A Form 1099-K, Payment Card and Third-Party Network Transactions, is an IRS information return that is used to report payment card transactions. The IRS first began requiring payers to report annual gross payment transactions on a 1099-K in 2012, following the enactment of the Housing and Economic Recovery Act of 2008, Pub. L. No. 110-289, 122 Stat. 2654, which added Section 6050W to the Internal Revenue Code. Section 6050W requires payment settlement entities (payers) to report payment transactions made to merchants (payees). Since introducing the 1099-K, the IRS has utilized this reporting information to identify discrepancies between a taxpayer’s gross receipts from payment card sales and the gross receipts reported on the taxpayer’s tax return in order to select audit targets. Expect to see this IRS 1099-K audit initiative increase in coming years.
A Form 1099-K is required to include the gross amount of all “reportable payment transactions.” A reportable payment transaction is defined as a payment card transaction or a third-party network transaction.
- A “payment card transaction” is any transaction in which a payment card, or any account number or other identifying data associated with a payment card, is accepted as payment.
- A “third-party network transaction” means any transaction that is settled through a third-party payment network, but only after the total amount of such transactions exceeds $20,000 and the aggregate number of such transactions exceeds 200.
A reportable payment card transaction involves a bank or other entity with a contractual obligation to make a payment to a merchant in settlement of reportable payment card transactions, including credit cards, debit cards, and stored-value cards. An example of a third-party settlement organization is an online auction payment facilitator, such as PayPal, which operates as an intermediary between a buyer and seller by transferring funds between accounts in settlement of an auction or purchase.

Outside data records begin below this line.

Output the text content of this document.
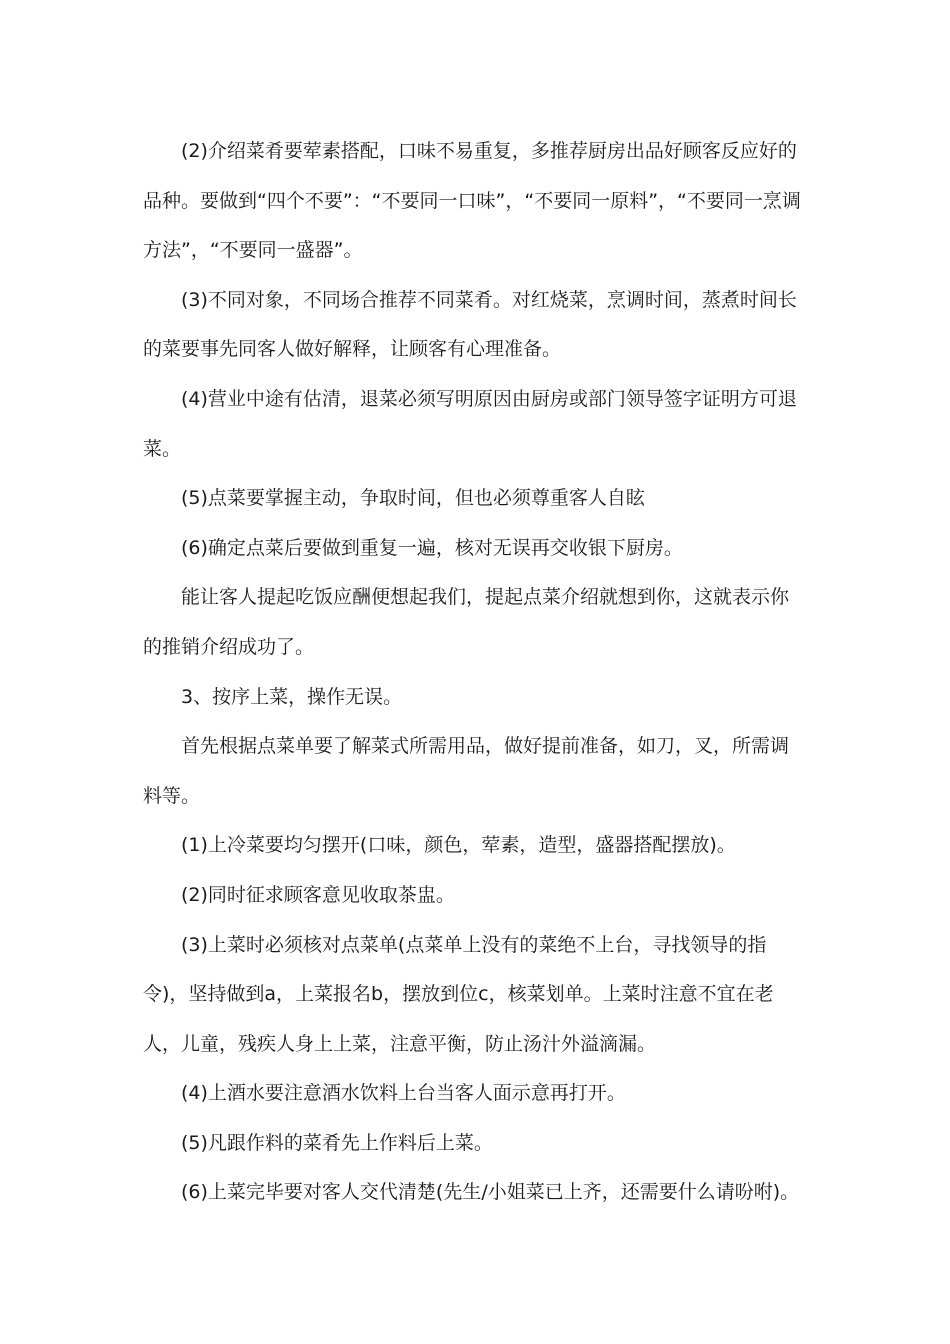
(2)介绍菜肴要荤素搭配，口味不易重复，多推荐厨房出品好顾客反应好的品种。要做到“四个不要”：“不要同一口味”，“不要同一原料”，“不要同一烹调方法”，“不要同一盛器”。

(3)不同对象，不同场合推荐不同菜肴。对红烧菜，烹调时间，蒸煮时间长的菜要事先同客人做好解释，让顾客有心理准备。

(4)营业中途有估清，退菜必须写明原因由厨房或部门领导签字证明方可退菜。

(5)点菜要掌握主动，争取时间，但也必须尊重客人自眩

(6)确定点菜后要做到重复一遍，核对无误再交收银下厨房。

能让客人提起吃饭应酬便想起我们，提起点菜介绍就想到你，这就表示你的推销介绍成功了。

3、按序上菜，操作无误。

首先根据点菜单要了解菜式所需用品，做好提前准备，如刀，叉，所需调料等。

(1)上冷菜要均匀摆开(口味，颜色，荤素，造型，盛器搭配摆放)。

(2)同时征求顾客意见收取茶盅。

(3)上菜时必须核对点菜单(点菜单上没有的菜绝不上台，寻找领导的指令)，坚持做到a，上菜报名b，摆放到位c，核菜划单。上菜时注意不宜在老人，儿童，残疾人身上上菜，注意平衡，防止汤汁外溢滴漏。

(4)上酒水要注意酒水饮料上台当客人面示意再打开。

(5)凡跟作料的菜肴先上作料后上菜。

(6)上菜完毕要对客人交代清楚(先生/小姐菜已上齐，还需要什么请吩咐)。
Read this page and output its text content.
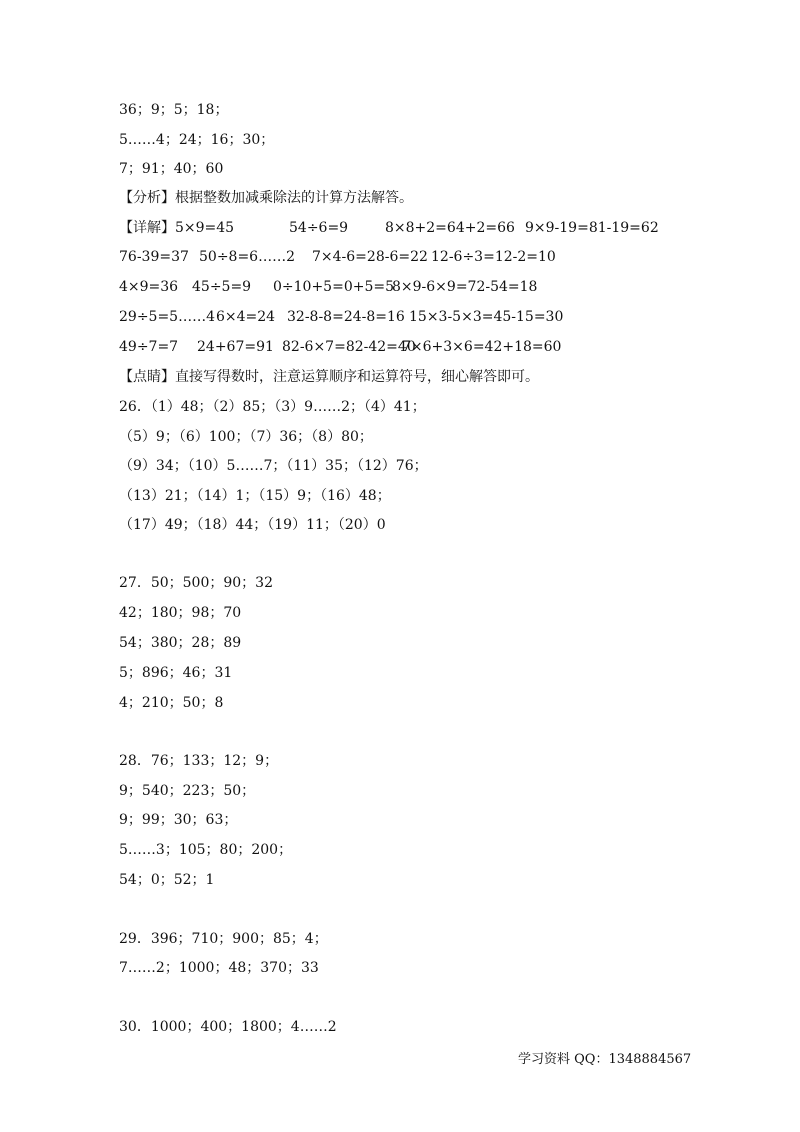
36；9；5；18；
5……4；24；16；30；
7；91；40；60
【分析】根据整数加减乘除法的计算方法解答。
【详解】5×9=45	54÷6=9	8×8+2=64+2=66 9×9-19=81-19=62
76-39=37 50÷8=6……2 7×4-6=28-6=22 12-6÷3=12-2=10
4×9=36 45÷5=9 0÷10+5=0+5=5
8×9-6×9=72-54=18
29÷5=5……4 6×4=24 32-8-8=24-8=16 15×3-5×3=45-15=30
49÷7=7 24+67=91 82-6×7=82-42=40
7×6+3×6=42+18=60
【点睛】直接写得数时，注意运算顺序和运算符号，细心解答即可。
26．（1）48；（2）85；（3）9……2；（4）41；
（5）9；（6）100；（7）36；（8）80；
（9）34；（10）5……7；（11）35；（12）76；
（13）21；（14）1；（15）9；（16）48；
（17）49；（18）44；（19）11；（20）0
27．50；500；90；32
42；180；98；70
54；380；28；89
5；896；46；31
4；210；50；8
28．76；133；12；9；
9；540；223；50；
9；99；30；63；
5……3；105；80；200；
54；0；52；1
29．396；710；900；85；4；
7……2；1000；48；370；33
30．1000；400；1800；4……2
学习资料 QQ：1348884567
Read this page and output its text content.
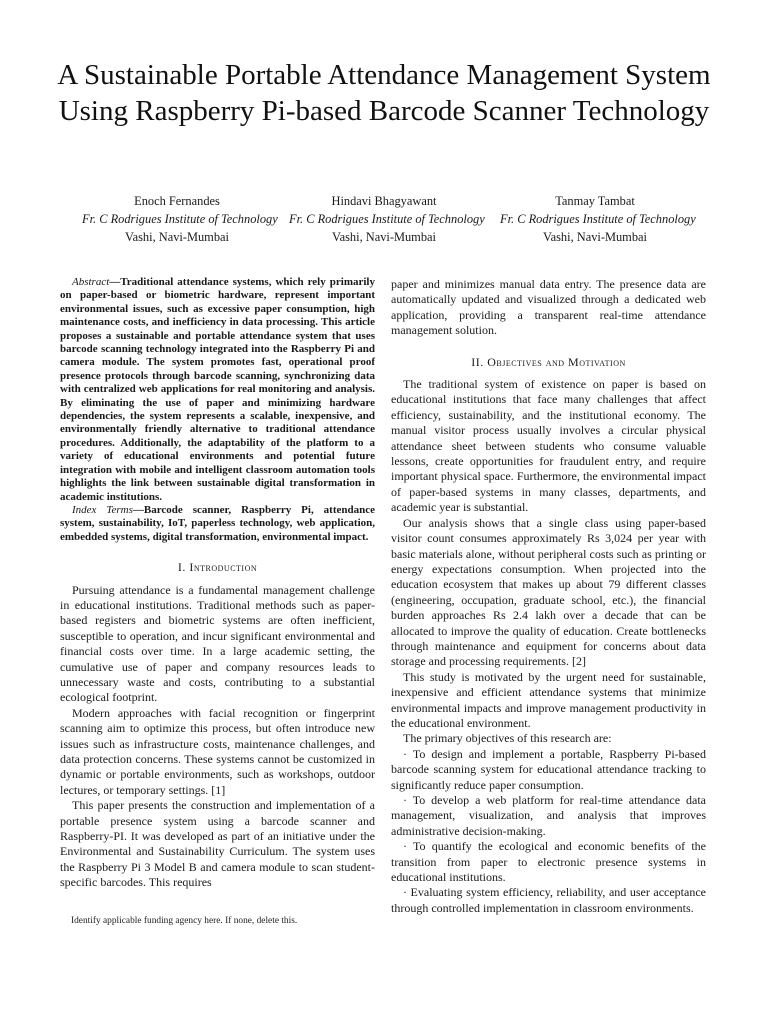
A Sustainable Portable Attendance Management System Using Raspberry Pi-based Barcode Scanner Technology
Enoch Fernandes
Fr. C Rodrigues Institute of Technology
Vashi, Navi-Mumbai
Hindavi Bhagyawant
Fr. C Rodrigues Institute of Technology
Vashi, Navi-Mumbai
Tanmay Tambat
Fr. C Rodrigues Institute of Technology
Vashi, Navi-Mumbai

Abstract—Traditional attendance systems, which rely primarily on paper-based or biometric hardware, represent important environmental issues, such as excessive paper consumption, high maintenance costs, and inefficiency in data processing. This article proposes a sustainable and portable attendance system that uses barcode scanning technology integrated into the Raspberry Pi and camera module. The system promotes fast, operational proof presence protocols through barcode scanning, synchronizing data with centralized web applications for real monitoring and analysis. By eliminating the use of paper and minimizing hardware dependencies, the system represents a scalable, inexpensive, and environmentally friendly alternative to traditional attendance procedures. Additionally, the adaptability of the platform to a variety of educational environments and potential future integration with mobile and intelligent classroom automation tools highlights the link between sustainable digital transformation in academic institutions.

Index Terms—Barcode scanner, Raspberry Pi, attendance system, sustainability, IoT, paperless technology, web application, embedded systems, digital transformation, environmental impact.

I. Introduction

Pursuing attendance is a fundamental management challenge in educational institutions. Traditional methods such as paper-based registers and biometric systems are often inefficient, susceptible to operation, and incur significant environmental and financial costs over time. In a large academic setting, the cumulative use of paper and company resources leads to unnecessary waste and costs, contributing to a substantial ecological footprint.

Modern approaches with facial recognition or fingerprint scanning aim to optimize this process, but often introduce new issues such as infrastructure costs, maintenance challenges, and data protection concerns. These systems cannot be customized in dynamic or portable environments, such as workshops, outdoor lectures, or temporary settings. [1]

This paper presents the construction and implementation of a portable presence system using a barcode scanner and Raspberry-PI. It was developed as part of an initiative under the Environmental and Sustainability Curriculum. The system uses the Raspberry Pi 3 Model B and camera module to scan student-specific barcodes. This requires

paper and minimizes manual data entry. The presence data are automatically updated and visualized through a dedicated web application, providing a transparent real-time attendance management solution.

II. Objectives and Motivation

The traditional system of existence on paper is based on educational institutions that face many challenges that affect efficiency, sustainability, and the institutional economy. The manual visitor process usually involves a circular physical attendance sheet between students who consume valuable lessons, create opportunities for fraudulent entry, and require important physical space. Furthermore, the environmental impact of paper-based systems in many classes, departments, and academic year is substantial.

Our analysis shows that a single class using paper-based visitor count consumes approximately Rs 3,024 per year with basic materials alone, without peripheral costs such as printing or energy expectations consumption. When projected into the education ecosystem that makes up about 79 different classes (engineering, occupation, graduate school, etc.), the financial burden approaches Rs 2.4 lakh over a decade that can be allocated to improve the quality of education. Create bottlenecks through maintenance and equipment for concerns about data storage and processing requirements. [2]

This study is motivated by the urgent need for sustainable, inexpensive and efficient attendance systems that minimize environmental impacts and improve management productivity in the educational environment.

The primary objectives of this research are:

· To design and implement a portable, Raspberry Pi-based barcode scanning system for educational attendance tracking to significantly reduce paper consumption.

· To develop a web platform for real-time attendance data management, visualization, and analysis that improves administrative decision-making.

· To quantify the ecological and economic benefits of the transition from paper to electronic presence systems in educational institutions.

· Evaluating system efficiency, reliability, and user acceptance through controlled implementation in classroom environments.

Identify applicable funding agency here. If none, delete this.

IRS Form 1099-K Matching and Audits
The IRS established the Payment Card Program in 2012 as part of an effort to identify and combat underreporting of business income. As part of the Payment Card Program, the Service developed the Payment Mix Methodology (“PMM”) algorithm, which was designed to compare Form 1099-K data against tax return data and identify audit targets based on the assumption that similar businesses will have a comparable blend of cash and payment card purchases. That is, the PMM algorithm looks for reporting anomalies and identifies taxpayers as potential audit targets based upon their 1099-K’s.
TIGTA reports in recent years have indicated that “[t]he Internal Revenue Service (IRS) appears to have missed opportunities to audit tax returns with large discrepancies between payments reported on Forms 1099-K and income reported on taxpayers’ tax returns.” In light of this criticism, the IRS has increased its focus on 1099-K audits even more in recent years. Thus, many business taxpayers are finding themselves subject to audits due to 1099-K discrepancies.
As it turns out, however, many normal business practices can lead to inevitable 1099-K discrepancies. For example, credits, cash equivalents, discount amounts, fees, cash-back transactions, and refunds can all create 1099-K discrepancies, as these items are not reflected in the gross amounts that are reportable on a 1099-K. Business taxpayers facing audits that may involve 1099-K’s should seek a qualified tax professional, as identifying 1099-K issues early and taking proper steps to address these common discrepancies can often limit the scope and extent of an audit.